Efforts directed towards prevention of neonatal herpes are minimally beneficial. Universal screening of mothers during pregnancy with serial viral cultures or type-specific serology has not been shown to be cost-effective. Most mothers with great risk of vertical transmission are in fact asymptomatic. Also, viral shedding is intermittent and weekly cultures may miss significant numbers of viral-shedding mothers. Herpes serology may diagnose mothers with past infection but the transmission rates in them are lower. It is therefore best practice to question mothers during prenatal visits about history of genital herpes in self or their sexual partner. Examine for signs of genital herpes. Educate mothers with recurrent genital herpes on safe sex practices. Risk of neonatal infection from mothers with primary or active genital herpes near term can be minimised with caesarean section. This is useful for up to 4–6 hours after amniotic membrane rupture. Scalp electrodes which increase neonatal transmission risk should be avoided in high-risk cases. Suppressive acyclovir can be tried but decrease in transmission rate is modest [81, 82]. Patients with active HSV mouth or skin ulcers should avoid contact with newborn babies. HSV vaccination trials are ongoing. HSV-2 gD subunit vaccine adjuvanted with alum combined with 3-deacylated monophosphoryl lipid A has demonstrated promising results [83]. A high degree of suspicion of herpes simplex infection in a sick newborn must be maintained.
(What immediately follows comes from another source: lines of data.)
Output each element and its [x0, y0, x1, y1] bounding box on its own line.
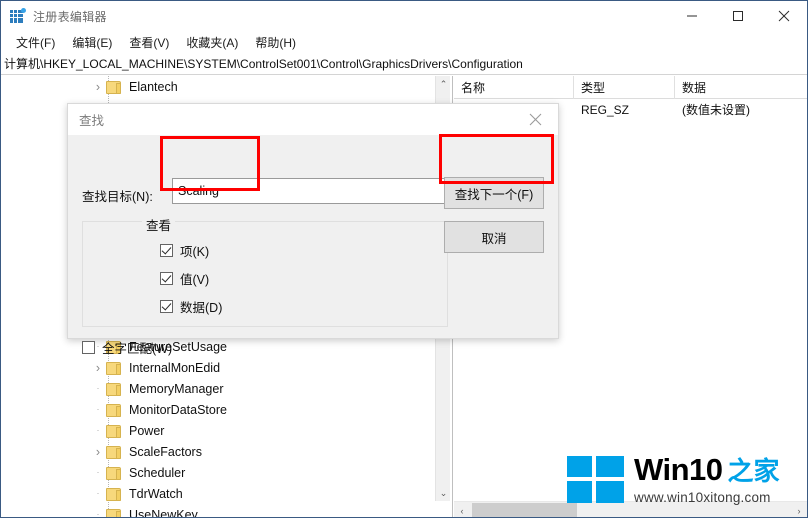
checkbox-values[interactable]: 值(V) [160, 269, 209, 288]
watermark-brand-cn: 之家 [727, 455, 780, 486]
tree-item-elantech[interactable]: › Elantech [2, 76, 438, 97]
folder-icon [106, 487, 123, 501]
menu-item-edit[interactable]: 编辑(E) [64, 32, 121, 53]
close-icon[interactable] [513, 104, 558, 135]
checkbox-indicator[interactable] [160, 300, 173, 313]
window-controls [669, 1, 807, 31]
windows-logo-icon [567, 455, 624, 503]
checkbox-indicator[interactable] [160, 272, 173, 285]
address-bar[interactable]: 计算机\HKEY_LOCAL_MACHINE\SYSTEM\ControlSet… [1, 53, 807, 75]
find-next-button[interactable]: 查找下一个(F) [444, 177, 544, 209]
tree-item-memorymanager[interactable]: MemoryManager [2, 378, 438, 399]
checkbox-whole-word[interactable]: 全字匹配(W) [82, 338, 172, 357]
folder-icon [106, 361, 123, 375]
tree-item-label: Elantech [129, 79, 178, 94]
chevron-right-icon[interactable]: › [90, 76, 106, 97]
checkbox-label: 全字匹配(W) [102, 342, 173, 356]
tree-item-label: MonitorDataStore [129, 402, 227, 417]
minimize-button[interactable] [669, 1, 715, 31]
find-target-label: 查找目标(N): [82, 190, 153, 204]
watermark-text: Win10 之家 www.win10xitong.com [634, 454, 780, 505]
maximize-button[interactable] [715, 1, 761, 31]
tree-item-label: InternalMonEdid [129, 360, 221, 375]
folder-icon [106, 445, 123, 459]
checkbox-keys[interactable]: 项(K) [160, 241, 209, 260]
tree-item-monitordatastore[interactable]: MonitorDataStore [2, 399, 438, 420]
tree-item-label: MemoryManager [129, 381, 224, 396]
folder-icon [106, 508, 123, 517]
checkbox-indicator[interactable] [82, 341, 95, 354]
chevron-right-icon[interactable]: › [90, 357, 106, 378]
tree-item-internalmonedid[interactable]: › InternalMonEdid [2, 357, 438, 378]
checkbox-indicator[interactable] [160, 244, 173, 257]
cancel-button[interactable]: 取消 [444, 221, 544, 253]
tree-item-scalefactors[interactable]: › ScaleFactors [2, 441, 438, 462]
checkbox-label: 项(K) [180, 245, 210, 259]
tree-item-tdrwatch[interactable]: TdrWatch [2, 483, 438, 504]
checkbox-label: 值(V) [180, 273, 210, 287]
menu-item-help[interactable]: 帮助(H) [247, 32, 305, 53]
watermark-url: www.win10xitong.com [634, 489, 771, 505]
column-header-name[interactable]: 名称 [454, 76, 574, 99]
cell-data: (数值未设置) [682, 103, 750, 117]
scroll-up-icon[interactable]: ⌃ [436, 76, 451, 92]
scroll-left-icon[interactable]: ‹ [454, 502, 470, 517]
tree-item-usenewkey[interactable]: UseNewKey [2, 504, 438, 518]
find-dialog-title: 查找 [79, 114, 105, 128]
list-column-headers: 名称 类型 数据 [454, 76, 807, 99]
tree-item-label: Power [129, 423, 165, 438]
find-dialog: 查找 查找目标(N): 查看 项(K) 值(V) 数据(D) [67, 103, 559, 356]
tree-item-label: ScaleFactors [129, 444, 202, 459]
menu-item-favorites[interactable]: 收藏夹(A) [178, 32, 247, 53]
title-bar: 注册表编辑器 [1, 1, 807, 31]
window-title: 注册表编辑器 [33, 9, 107, 24]
chevron-right-icon[interactable]: › [90, 441, 106, 462]
checkbox-data[interactable]: 数据(D) [160, 297, 222, 316]
folder-icon [106, 424, 123, 438]
watermark: Win10 之家 www.win10xitong.com [567, 448, 803, 510]
view-options-legend: 查看 [142, 215, 176, 234]
tree-item-scheduler[interactable]: Scheduler [2, 462, 438, 483]
tree-connector-icon [90, 378, 106, 399]
menu-bar: 文件(F) 编辑(E) 查看(V) 收藏夹(A) 帮助(H) [1, 31, 807, 53]
tree-connector-icon [90, 504, 106, 517]
find-dialog-title-bar: 查找 [68, 104, 558, 135]
registry-editor-window: 注册表编辑器 文件(F) 编辑(E) 查看(V) 收藏夹(A) 帮助(H) 计算… [0, 0, 808, 518]
folder-icon [106, 382, 123, 396]
menu-item-file[interactable]: 文件(F) [8, 32, 64, 53]
watermark-brand: Win10 [634, 451, 723, 487]
find-dialog-body: 查找目标(N): 查看 项(K) 值(V) 数据(D) 全字匹配(W) 查找下一… [68, 135, 558, 356]
view-options-group [82, 221, 448, 327]
tree-connector-icon [90, 420, 106, 441]
cell-type: REG_SZ [581, 102, 630, 117]
scroll-down-icon[interactable]: ⌄ [436, 485, 451, 501]
tree-connector-icon [90, 399, 106, 420]
column-header-type[interactable]: 类型 [574, 76, 675, 99]
tree-item-label: Scheduler [129, 465, 186, 480]
tree-connector-icon [90, 462, 106, 483]
column-header-data[interactable]: 数据 [675, 76, 807, 99]
folder-icon [106, 466, 123, 480]
checkbox-label: 数据(D) [180, 301, 223, 315]
scrollbar-thumb[interactable] [472, 503, 577, 517]
close-button[interactable] [761, 1, 807, 31]
registry-editor-icon [10, 8, 26, 24]
folder-icon [106, 80, 123, 94]
tree-item-power[interactable]: Power [2, 420, 438, 441]
tree-item-label: UseNewKey [129, 507, 198, 518]
tree-item-label: TdrWatch [129, 486, 183, 501]
tree-connector-icon [90, 483, 106, 504]
menu-item-view[interactable]: 查看(V) [121, 32, 178, 53]
folder-icon [106, 403, 123, 417]
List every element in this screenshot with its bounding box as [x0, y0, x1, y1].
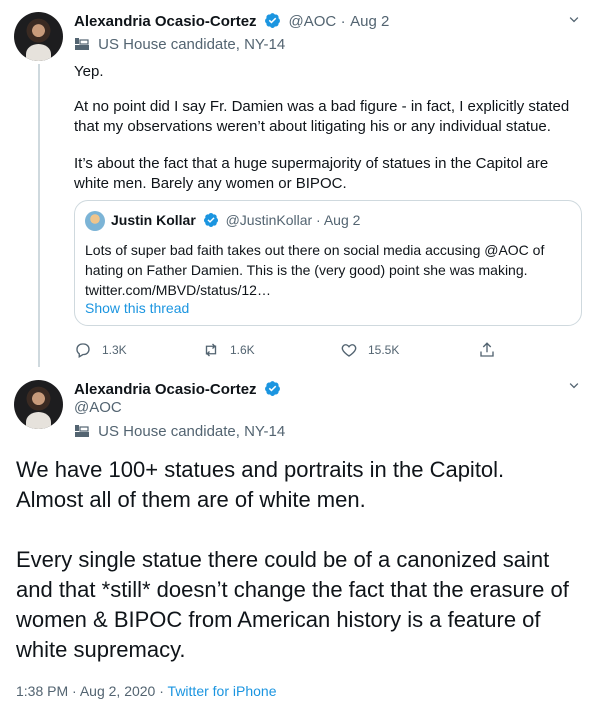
separator-dot: ·	[340, 13, 346, 30]
like-count: 15.5K	[368, 343, 400, 357]
author-handle[interactable]: @AOC	[288, 13, 336, 30]
tweet-full-date[interactable]: Aug 2, 2020	[80, 683, 156, 699]
tweet1-text-p2: At no point did I say Fr. Damien was a b…	[74, 98, 570, 135]
reply-icon	[76, 343, 90, 358]
tweet2-text: We have 100+ statues and portraits in th…	[16, 455, 576, 665]
tweet1-action-bar: 1.3K 1.6K 15.5K	[74, 340, 504, 360]
like-button[interactable]: 15.5K	[340, 340, 399, 360]
tweet2-meta: 1:38 PM · Aug 2, 2020 · Twitter for iPho…	[16, 683, 276, 699]
retweet-count: 1.6K	[230, 343, 255, 357]
separator-dot: ·	[316, 212, 321, 228]
quoted-text: Lots of super bad faith takes out there …	[85, 242, 545, 298]
verified-badge-icon	[203, 213, 218, 227]
retweet-icon	[205, 343, 217, 357]
reply-count: 1.3K	[102, 343, 127, 357]
quoted-author-name: Justin Kollar	[111, 212, 196, 228]
quoted-date: Aug 2	[323, 212, 361, 228]
share-button[interactable]	[478, 340, 506, 360]
quoted-header: Justin Kollar @JustinKollar · Aug 2	[111, 212, 360, 228]
tweet2-header-name: Alexandria Ocasio-Cortez	[74, 380, 284, 399]
author-name[interactable]: Alexandria Ocasio-Cortez	[74, 13, 257, 30]
retweet-button[interactable]: 1.6K	[202, 340, 255, 360]
government-label-icon	[75, 38, 89, 50]
reply-button[interactable]: 1.3K	[74, 340, 127, 360]
tweet2-text-p2: Every single statue there could be of a …	[16, 547, 569, 662]
avatar[interactable]	[14, 12, 63, 61]
tweet1-text-p3: It’s about the fact that a huge supermaj…	[74, 155, 549, 192]
separator-dot: ·	[72, 683, 77, 699]
author-handle[interactable]: @AOC	[74, 399, 122, 416]
avatar[interactable]	[14, 380, 63, 429]
government-label-icon	[75, 425, 89, 437]
author-name[interactable]: Alexandria Ocasio-Cortez	[74, 381, 257, 398]
share-icon	[480, 342, 494, 357]
tweet-time[interactable]: 1:38 PM	[16, 683, 68, 699]
quoted-author-handle: @JustinKollar	[225, 212, 313, 228]
account-label-text: US House candidate, NY-14	[98, 423, 286, 440]
thread-connector	[38, 64, 40, 367]
tweet1-account-label: US House candidate, NY-14	[74, 36, 285, 53]
tweet2-account-label: US House candidate, NY-14	[74, 423, 285, 440]
chevron-down-icon[interactable]	[566, 12, 582, 28]
tweet-source[interactable]: Twitter for iPhone	[168, 683, 277, 699]
account-label-text: US House candidate, NY-14	[98, 36, 286, 53]
quoted-tweet-card[interactable]: Justin Kollar @JustinKollar · Aug 2 Lots…	[74, 200, 582, 326]
tweet-date[interactable]: Aug 2	[350, 13, 389, 30]
show-thread-link[interactable]: Show this thread	[85, 300, 189, 316]
separator-dot: ·	[159, 683, 164, 699]
tweet2-text-p1: We have 100+ statues and portraits in th…	[16, 457, 505, 512]
quoted-avatar	[85, 211, 105, 231]
tweet1-text-line1: Yep.	[74, 63, 104, 80]
verified-badge-icon	[265, 13, 280, 28]
like-icon	[341, 344, 357, 357]
verified-badge-icon	[265, 381, 280, 396]
tweet1-header: Alexandria Ocasio-Cortez @AOC · Aug 2	[74, 12, 389, 31]
chevron-down-icon[interactable]	[566, 378, 582, 394]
Empiric initiation of antiviral therapy should be considered in suspected cases.

10. Conclusions

To summarise, neonatal herpes simplex infection is a highly morbid and mortal condition. Though survival has improved, neurological disabilities due to it are still high. In spite of many advances at the diagnostic and therapeutic front, this disease continues to scourge newborns due to low index of suspicion and longer diagnostic and treatment lag-time. Hence, what is more vital is to detect and treat the illness early. This can be achieved through enhancing awareness amongst the physicians about the early symptoms and signs of the disease. Also attempts to diminish transmission from mother to child would be highly beneficial.